For this problem you will implement the Baum–Welch algorithm.  You will implement this algorithm as a set of methods defined for a subclass, `TrainableHMM`, of the HMM class that we have been developing in class.  The high-level master method for this algorithm, `estimate_parameters_baum_welch` is already implemented for you.  This method calls two other methods, corresponding to the Expectation (E) and Maximization (M) steps of the Baum–Welch algorithm, which you are to implement.

The base HMM class that we have implemented in the activities, along with a number of helper functions, are found in the `hmm` module included with this notebook.  You should add your solutions to key methods from your weekly notebooks to it and modify other aspects of it if you wish.  There are a few minor changes in how the HMM class works.  These should not affect how you implement the Baum–Welch algorithm, but will be helpful in improving efficiency for the second problem of this HW.  The changes are:

1. States may now be represented by arbitrary strings, rather than individual characters.  As a result, a state path (such as what is returned by the `most_probable_path` method) is now represented by a *list of strings*.
2. The Viterbi, Forward, and Backward algorithms now take advantage of the sparsity (of non-zero transitions) of the HMM.  This results in efficiency gains, particular for HMMs with large numbers of states but relatively few transitions.  This is important for problem 2.

In [None]:
import hmm
import math
import itertools
from matplotlib import pyplot as plt

class TrainableHMM(hmm.HiddenMarkovModel):

    def estimate_parameters_baum_welch(self, 
                                       training_data, 
                                       pseudocount=0, 
                                       min_log_likelihood_diff=0.1,
                                       verbose=False):
        """Estimates (and sets) the parameters of the model via the Baum–Welch algorithm.
        
        The current parameters of the model will be used as initial parameters.
        Args:
            training_data: A list of strings of observed sequences.
            pseudocount: a pseudocount to add to each expected count when 
                computing the parameter values.  The default is zero, which 
                corresponds to maximimum likelihood estimates without smoothing.
                A value of one corresponds to Laplace smoothing.
            min_log_likelihood_diff: the algorithm will terminate once the 
                difference in the log likelihood of the data from one iteration 
                to the next is less than this value.
            verbose: if True, print progress information during the algorithm.
        """
        # keep track of the log likelihood of the previous iteration
        last_log_likelihood = float("-inf")
        
        # repeat the E and M steps until convergence
        for iteration in itertools.count():
            # E-step
            e_step_results = self.baum_welch_expectation_step(training_data)
            log_likelihood = e_step_results["log_likelihood"]
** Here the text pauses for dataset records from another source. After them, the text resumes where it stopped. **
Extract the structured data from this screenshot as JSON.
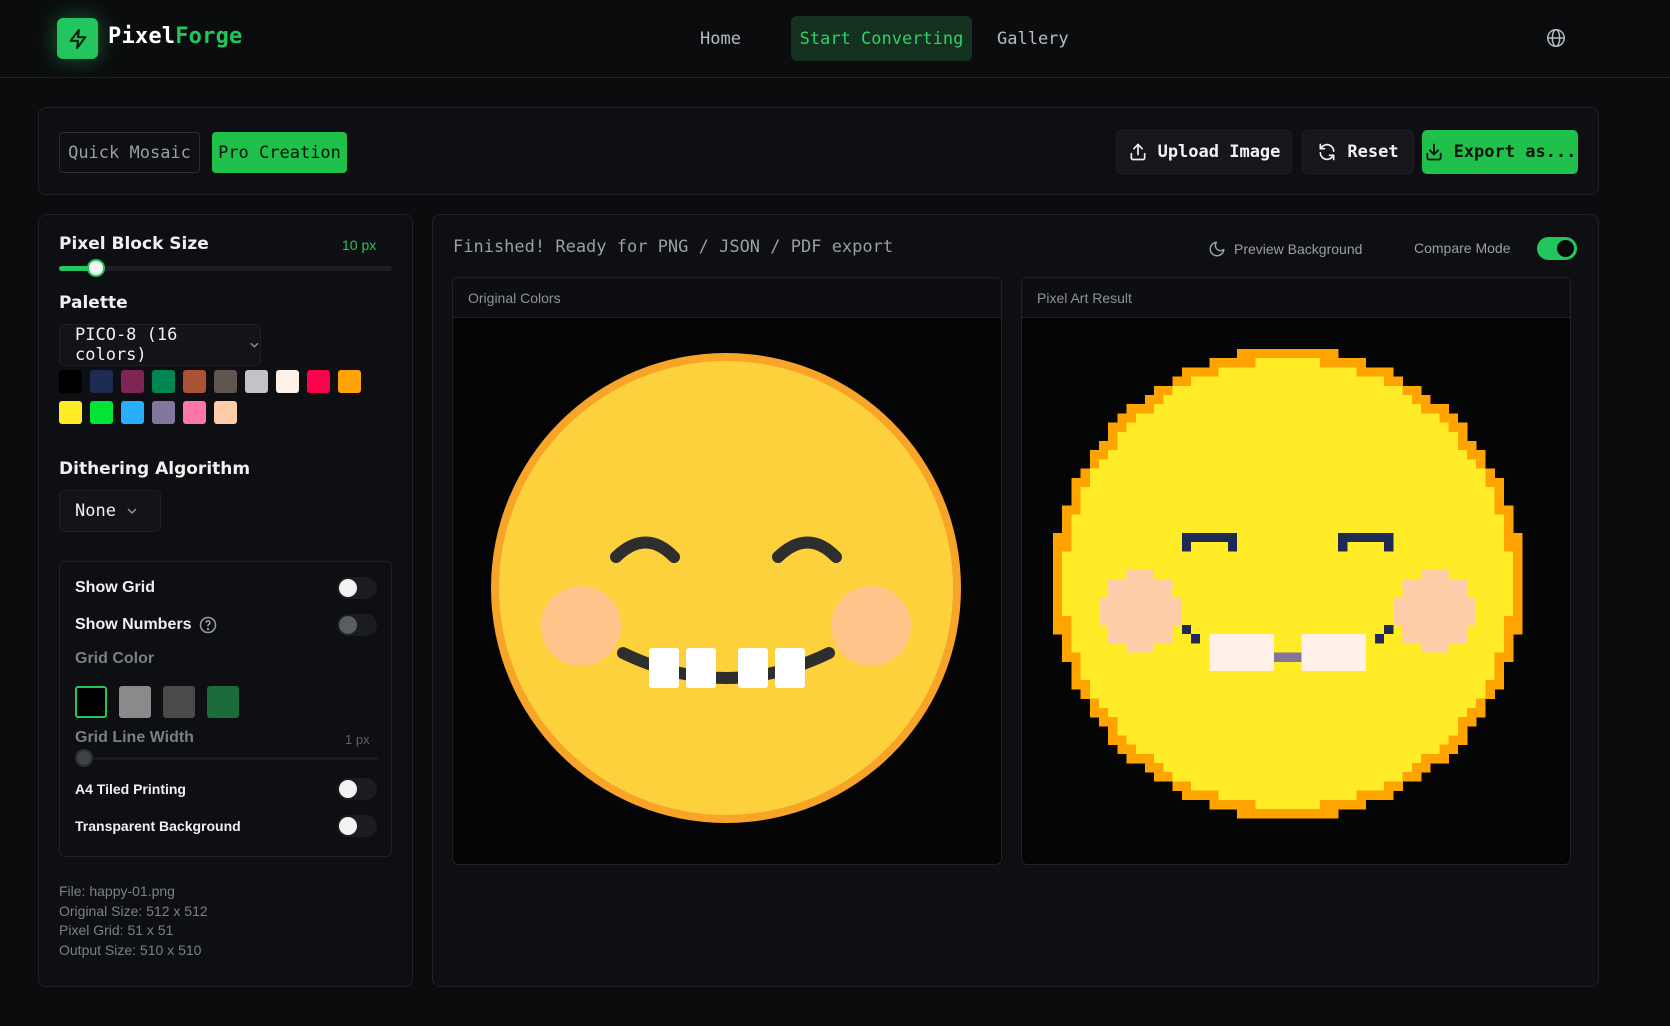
{
  "brand": {
    "part1": "Pixel",
    "part2": "Forge"
  },
  "nav": {
    "home": "Home",
    "start": "Start Converting",
    "gallery": "Gallery"
  },
  "modes": {
    "quick": "Quick Mosaic",
    "pro": "Pro Creation"
  },
  "actions": {
    "upload": "Upload Image",
    "reset": "Reset",
    "export": "Export as..."
  },
  "settings": {
    "block_size_label": "Pixel Block Size",
    "block_size_value": "10 px",
    "block_size_fraction": 0.11,
    "palette_label": "Palette",
    "palette_selected": "PICO-8 (16 colors)",
    "palette_colors": [
      "#000000",
      "#1d2b53",
      "#7e2553",
      "#008751",
      "#ab5236",
      "#5f574f",
      "#c2c3c7",
      "#fff1e8",
      "#ff004d",
      "#ffa300",
      "#ffec27",
      "#00e436",
      "#29adff",
      "#83769c",
      "#ff77a8",
      "#ffccaa"
    ],
    "dither_label": "Dithering Algorithm",
    "dither_selected": "None",
    "show_grid": "Show Grid",
    "show_numbers": "Show Numbers",
    "grid_color": "Grid Color",
    "grid_colors": [
      "#000000",
      "#8a8a8a",
      "#4a4a4a",
      "#1d6b3a"
    ],
    "grid_line_width": "Grid Line Width",
    "grid_line_width_value": "1 px",
    "a4_tiled": "A4 Tiled Printing",
    "transparent_bg": "Transparent Background"
  },
  "file_info": {
    "file": "File: happy-01.png",
    "original_size": "Original Size: 512 x 512",
    "pixel_grid": "Pixel Grid: 51 x 51",
    "output_size": "Output Size: 510 x 510"
  },
  "preview": {
    "status": "Finished! Ready for PNG / JSON / PDF export",
    "preview_bg": "Preview Background",
    "compare_mode": "Compare Mode",
    "original_title": "Original Colors",
    "result_title": "Pixel Art Result"
  }
}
            # optionally, print log likelihood at current iteration
            if verbose: 
                print("Iteration %d:" % iteration,
                      "log likelihood = %f" % log_likelihood)
            
            # check if difference in log likelihood is sufficiently small to terminate            
            if log_likelihood - last_log_likelihood < min_log_likelihood_diff:
                if log_likelihood < last_log_likelihood:
                    raise RuntimeError("Log likelihood is decreasing! "
                                       "Some calculations must be incorrect.")
                return log_likelihood
    
            # M-step
            self.baum_welch_maximization_step(e_step_results, pseudocount)
            
            last_log_likelihood = log_likelihood
  
    def baum_welch_expectation_step(self, training_data):
        """Runs the E-step of the Baum–Welch algorithm.
        
        Args:
            training_data: A list of strings of observed sequences.
        Returns:
            A dictionary with the results of the E-step, with the keys:
                log_likelihood: the log probability of the training data given 
                    the current parameters
                transition_count_matrix: a matrix of the same dimensions as 
                    transition_prob_matrix giving the expected counts of
                    each transition
                initial_counts: a list of the same length as initial_probs giving
                    the expected counts of each state starting a hidden path 
                    (expected count of transition from begin state)
                emission_count_matrix: a matrix of the same dimensions as 
                    emission_prob_matrix giving the expected counts of
                    each emission
        """
        # initialize matrices of counts
        transition_count_matrix = hmm.matrix(len(self.states), len(self.states), 0)
        initial_counts = [0] * len(self.states)
        emission_count_matrix = hmm.matrix(len(self.states), len(self.chars), 0)
        
        # initialize log likelihood
        log_likelihood = 0

        # add contribution of each sequence to expected counts and log probability
        for char_string in training_data:
            ###
            ### YOUR CODE HERE
            ###
            pass

        # Return results as a dictionary
        return {"log_likelihood": log_likelihood,
                "transition_count_matrix": transition_count_matrix, 
                "initial_counts": initial_counts,
                "emission_count_matrix": emission_count_matrix}

    def baum_welch_maximization_step(self, e_step_result, pseudocount=0):
        """Runs the M-step of the Baum–Welch algorithm, updating the parameters of the model.
        
        Args:
            e_step_result: A dictionary of E-step results
                           (see documentation for baum_welch_expectation_step)
            pseudocount: a pseudocount to add to each expected count when 
                computing the parameter values.  The default is zero, which 
                corresponds to maximimum likelihood estimates without smoothing.
                A value of one corresponds to Laplace smoothing.
        """
        ###
        ### YOUR CODE HERE
        ###
        pass

## PROBLEM 2: An exon-intron finding HMM (40 points)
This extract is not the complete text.